2024-2025 sezonunda Vodafone Sultanlar Ligi sahnesinde Nilüfer Bld. Spor Eker ve Beşiktaş formalarıyla izlediğimiz Polonyalı pasör çaprazı Julia Szczurowska, ülkesi medyasından Strefa Siatkowki’ye açıklamalarda bulundu
Türkiye’de harika bir sezon geçirdiği hatırlatıldığında Szczurowska, “Kesinlikle, şu ana kadar oynadığım en iyi ligde geçen bir sezondu, bu yüzden bu açıdan en iyi sezonum diyebilirim. Kesinlikle en zoru buydu; rakipler de Polonya veya Fransa liglerinden çok daha üst düzey bir oyun gerektiriyordu. Genel olarak sezonun nasıl geçtiğinden çok memnunum, yıl içinde kulüp değiştirmiş olmama rağmen. Daha iyi bir kulüpte kendimi gösterme şansı bulduğum için çok mutluyum. Bu bana adeta kanatlarımı daha iyi açmam için rüzgâr verdi. (Bu beni daha da motive etti.)
“Sanki yeniden beş yaşındayım”
Polonya Milli Takımı geniş kadrosunda yer almasıyla ilgili olarak ise: “Bu duyguyu tarif etmek benim için zor. Heyecan var, hafif bir stres de. İçimi pozitif bir enerji ve gurur kaplıyor. Çünkü şu anda hem kendi en büyük hayalimi hem de dedemin ve ailemin en büyük hayalini gerçekleştirdiğimi biliyorum: Milli takımda yer almak. Tüm hayatım boyunca ülkemi temsil etmeyi hayal ederek antrenman yaptım. Bu konuda konuşurken gülümsemekten kendimi alamıyorum.En küçük şeylerden bile çocuk gibi mutlu oluyorum. Zorunlu sporcu muayeneleri için Varşova’ya gittiğimde, orada Bartosz Kurek de vardı. Böylesine önemli bir isimle karşılaşmak bile çok güzeldi. Aynı şekilde antrenmanlar, ısınmalar… Çok mutluyum, hâlâ aklım almıyor. Umarım burada olabildiğim kadar uzun süre kalırım, çünkü sadece burada olmak bile bana mutluluk veriyor. Sanki yeniden beş yaşındayım ve hayalini kurduğum oyuncağı almış gibiyim, inanılmaz bir his.” şeklinde konuştu.

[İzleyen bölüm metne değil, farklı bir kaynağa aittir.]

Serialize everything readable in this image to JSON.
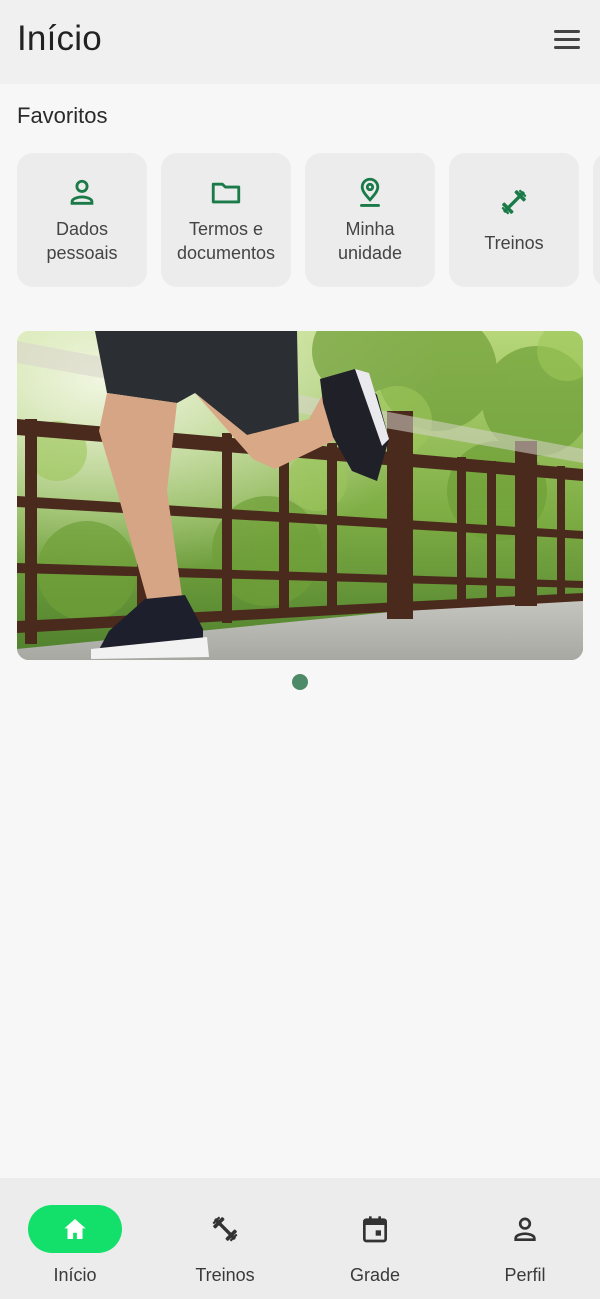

Milli takımda 14 numaralı formayı giyecek olmasıyla ilgili olarak şunları söyledi: “Milli takımla ilgili hayaller listemdeki en önemli şeylerden biri, Asia Wołosz ile aynı takımda oynamaktı. Onunla yan yana sahaya çıkmak hep istediğim bir şeydi. Çocukluğumdan beri o benim spor idolümdü – tıpkı Michał Kubiak ya da Bartosz Kurek gibi. Kadroya girme hayalim biraz da onunla birlikte oynamak içindi. Geçen sezon milli takımdan emekli olduğunu öğrendiğimde gerçekten çok üzülmüştüm. Asia’ya kariyeri boyunca yaptıkları için tebriklerimi sunuyorum. O yaşayan bir efsane ve bu kadar yıl oynadıktan sonra emekliliği sonuna kadar hak ediyor. Ama bu habere üzüldüm çünkü onunla milli takım forması altında oynama hayalimin artık asla gerçekleşmeyeceğini biliyorum.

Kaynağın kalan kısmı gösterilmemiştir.